While many of us aren’t thinking about the end of a floor’s life when selecting new surfaces, this is a key element to consider when it comes to environmentally friendly flooring, If your floors can’t be recycled, they could have a negative and lasting impact on the environment long after they’re out of your house.
Solution: buy floors that can be recycled. Or, buy floors that are made from recycled content! Choosing flooring products composed of recycled materials helps reduce waste at the end of the item’s lifecycle. For example, some low-VOC carpet can be made from recycled bottles or rubber flooring from old tires.
#4: Your Floor’s Raw Materials—Renewable or Otherwise
Many flooring types are composed largely or partially of renewable natural resources. Even the best engineered wood flooring is partially made of easily renewable plywood.
Renewable resources are those that can be replenished. The bamboo forests used to manufacture the best bamboo flooring, the wood used by the best hardwood floor brands, even the clay used to create scratch-resistant flooring tiles—are of these are renewable materials that can be replanted or recreated.
Hemp flooring, for instance, is incredibly easy to regrow. In fact, a hemp stalk can grow from seed to harvest-ready stem in as little as 120 days!
However: just because a material is renewable doesn’t mean it’s actually being renewed or harvested responsibly. For example, if you look into some teak flooring pros and cons, you’ll find that even though teak can be harvested renewably, illegal harvesting is still a massive problem.
Solution: when selecting environmentally friendly flooring, make sure you look for third-party certifications that ensure renewable production.
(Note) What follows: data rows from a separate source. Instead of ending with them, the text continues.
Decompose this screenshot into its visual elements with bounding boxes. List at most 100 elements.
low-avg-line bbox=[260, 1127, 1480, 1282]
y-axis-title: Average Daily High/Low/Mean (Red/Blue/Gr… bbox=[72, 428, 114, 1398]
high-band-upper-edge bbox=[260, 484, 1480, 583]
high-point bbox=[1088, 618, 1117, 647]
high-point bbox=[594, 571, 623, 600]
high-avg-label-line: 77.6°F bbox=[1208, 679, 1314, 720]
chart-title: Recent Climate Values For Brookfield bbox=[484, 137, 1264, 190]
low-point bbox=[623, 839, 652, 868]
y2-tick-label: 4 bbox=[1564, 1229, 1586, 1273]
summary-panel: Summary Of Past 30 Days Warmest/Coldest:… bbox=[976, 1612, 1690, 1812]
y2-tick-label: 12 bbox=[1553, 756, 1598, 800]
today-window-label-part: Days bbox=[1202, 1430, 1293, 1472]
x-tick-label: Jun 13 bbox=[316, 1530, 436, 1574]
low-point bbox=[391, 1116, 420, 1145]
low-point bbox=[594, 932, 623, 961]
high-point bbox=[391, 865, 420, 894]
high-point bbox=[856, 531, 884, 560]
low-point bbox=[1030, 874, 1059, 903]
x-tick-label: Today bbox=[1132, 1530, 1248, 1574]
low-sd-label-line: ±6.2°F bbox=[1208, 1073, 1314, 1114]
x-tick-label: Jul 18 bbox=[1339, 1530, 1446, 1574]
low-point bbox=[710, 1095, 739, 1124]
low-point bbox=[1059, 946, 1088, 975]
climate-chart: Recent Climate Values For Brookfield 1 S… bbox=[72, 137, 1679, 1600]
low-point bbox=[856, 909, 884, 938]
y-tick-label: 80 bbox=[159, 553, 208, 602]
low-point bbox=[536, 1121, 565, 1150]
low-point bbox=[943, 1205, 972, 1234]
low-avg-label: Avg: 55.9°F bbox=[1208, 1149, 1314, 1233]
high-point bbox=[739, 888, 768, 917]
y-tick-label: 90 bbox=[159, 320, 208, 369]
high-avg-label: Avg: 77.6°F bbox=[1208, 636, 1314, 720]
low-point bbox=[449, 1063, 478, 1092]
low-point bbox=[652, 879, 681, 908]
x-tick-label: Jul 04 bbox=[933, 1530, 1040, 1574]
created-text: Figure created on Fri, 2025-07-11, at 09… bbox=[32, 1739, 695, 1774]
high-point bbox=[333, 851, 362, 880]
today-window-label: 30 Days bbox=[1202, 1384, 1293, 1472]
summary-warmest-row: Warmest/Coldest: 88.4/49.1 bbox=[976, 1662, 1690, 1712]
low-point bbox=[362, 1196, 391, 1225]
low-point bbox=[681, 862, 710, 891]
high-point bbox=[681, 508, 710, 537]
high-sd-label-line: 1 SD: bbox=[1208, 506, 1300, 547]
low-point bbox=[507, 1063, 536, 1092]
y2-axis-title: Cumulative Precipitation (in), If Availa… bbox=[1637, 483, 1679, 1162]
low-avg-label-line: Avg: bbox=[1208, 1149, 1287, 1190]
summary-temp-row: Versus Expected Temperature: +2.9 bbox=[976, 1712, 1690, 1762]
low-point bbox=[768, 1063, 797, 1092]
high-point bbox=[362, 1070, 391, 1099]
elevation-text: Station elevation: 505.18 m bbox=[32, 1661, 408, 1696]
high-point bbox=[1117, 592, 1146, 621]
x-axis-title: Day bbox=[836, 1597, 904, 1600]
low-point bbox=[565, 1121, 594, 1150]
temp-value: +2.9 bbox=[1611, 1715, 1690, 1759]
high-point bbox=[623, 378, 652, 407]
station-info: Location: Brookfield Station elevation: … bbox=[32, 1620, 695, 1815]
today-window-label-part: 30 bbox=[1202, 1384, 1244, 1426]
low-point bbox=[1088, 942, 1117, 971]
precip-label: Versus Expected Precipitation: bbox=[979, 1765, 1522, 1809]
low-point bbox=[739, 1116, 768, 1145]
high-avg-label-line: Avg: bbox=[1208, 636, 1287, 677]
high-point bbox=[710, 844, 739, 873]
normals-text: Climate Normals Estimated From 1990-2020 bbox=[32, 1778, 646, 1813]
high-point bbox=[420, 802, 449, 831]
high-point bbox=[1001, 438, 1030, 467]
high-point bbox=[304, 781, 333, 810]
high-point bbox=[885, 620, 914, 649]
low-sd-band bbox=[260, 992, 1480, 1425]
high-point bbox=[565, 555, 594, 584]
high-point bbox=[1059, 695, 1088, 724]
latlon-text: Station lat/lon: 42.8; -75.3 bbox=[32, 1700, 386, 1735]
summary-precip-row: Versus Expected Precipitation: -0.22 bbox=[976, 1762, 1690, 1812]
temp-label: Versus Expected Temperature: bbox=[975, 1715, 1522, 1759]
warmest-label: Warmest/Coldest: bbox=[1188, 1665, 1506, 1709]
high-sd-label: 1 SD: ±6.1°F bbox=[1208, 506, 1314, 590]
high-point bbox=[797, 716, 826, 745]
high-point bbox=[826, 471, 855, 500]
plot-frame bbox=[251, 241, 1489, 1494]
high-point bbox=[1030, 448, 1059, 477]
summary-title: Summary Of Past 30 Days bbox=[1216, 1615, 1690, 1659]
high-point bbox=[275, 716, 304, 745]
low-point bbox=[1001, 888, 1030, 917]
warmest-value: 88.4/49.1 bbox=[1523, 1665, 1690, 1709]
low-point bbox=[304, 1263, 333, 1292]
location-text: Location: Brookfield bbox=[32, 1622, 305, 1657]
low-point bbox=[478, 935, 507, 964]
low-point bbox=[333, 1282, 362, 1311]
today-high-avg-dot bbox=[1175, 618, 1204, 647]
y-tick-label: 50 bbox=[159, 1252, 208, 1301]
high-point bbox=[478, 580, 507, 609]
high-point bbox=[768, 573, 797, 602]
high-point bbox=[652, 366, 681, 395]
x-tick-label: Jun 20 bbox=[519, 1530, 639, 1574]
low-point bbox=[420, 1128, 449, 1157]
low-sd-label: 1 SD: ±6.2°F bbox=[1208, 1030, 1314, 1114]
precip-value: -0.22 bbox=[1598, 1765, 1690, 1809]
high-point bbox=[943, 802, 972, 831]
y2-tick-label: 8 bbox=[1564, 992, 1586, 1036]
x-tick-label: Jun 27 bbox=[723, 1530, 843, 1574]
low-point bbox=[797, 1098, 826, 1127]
#5: Your Floor’s VOC Levels
VOCs stands for volatile organic compounds, chemicals produced by all sorts of industrial manufacturing. That new-car smell? VOCs. Tragic, we know.
Unfortunately, if you don’t buy low-VOC flooring, certain products can off-gas these harmful chemicals in your home. And while we encounter VOCs in all sorts of places, a high concentration of VOCs in enclosed rooms can pose a health risk to vulnerable groups.
Limit health risks to your family and damage to the environment by choosing or products that contain no VOCs. Look for low-VOC vinyl flooring brands like Proximity Mills or non-toxic laminate flooring—or carpets containing low levels of VOCs.
One more important note about VOCs in flooring:
Not all products are created equal. While some types of wood flooring may be harvested sustainably, they may be treated with resins or stains that emit VOCs. And natural materials packed with VOCs lose their status as “environmentally friendly flooring”.
All in all: due to a lack of universal standards as well as the greenwashing phenomenon, you can’t always trust that a product labeled “green” or “eco-friendly” really is.
For these reasons, you have to evaluate these 5 factors of environmentally friendly flooring to determine which products you feel comfortable purchasing and using in your home.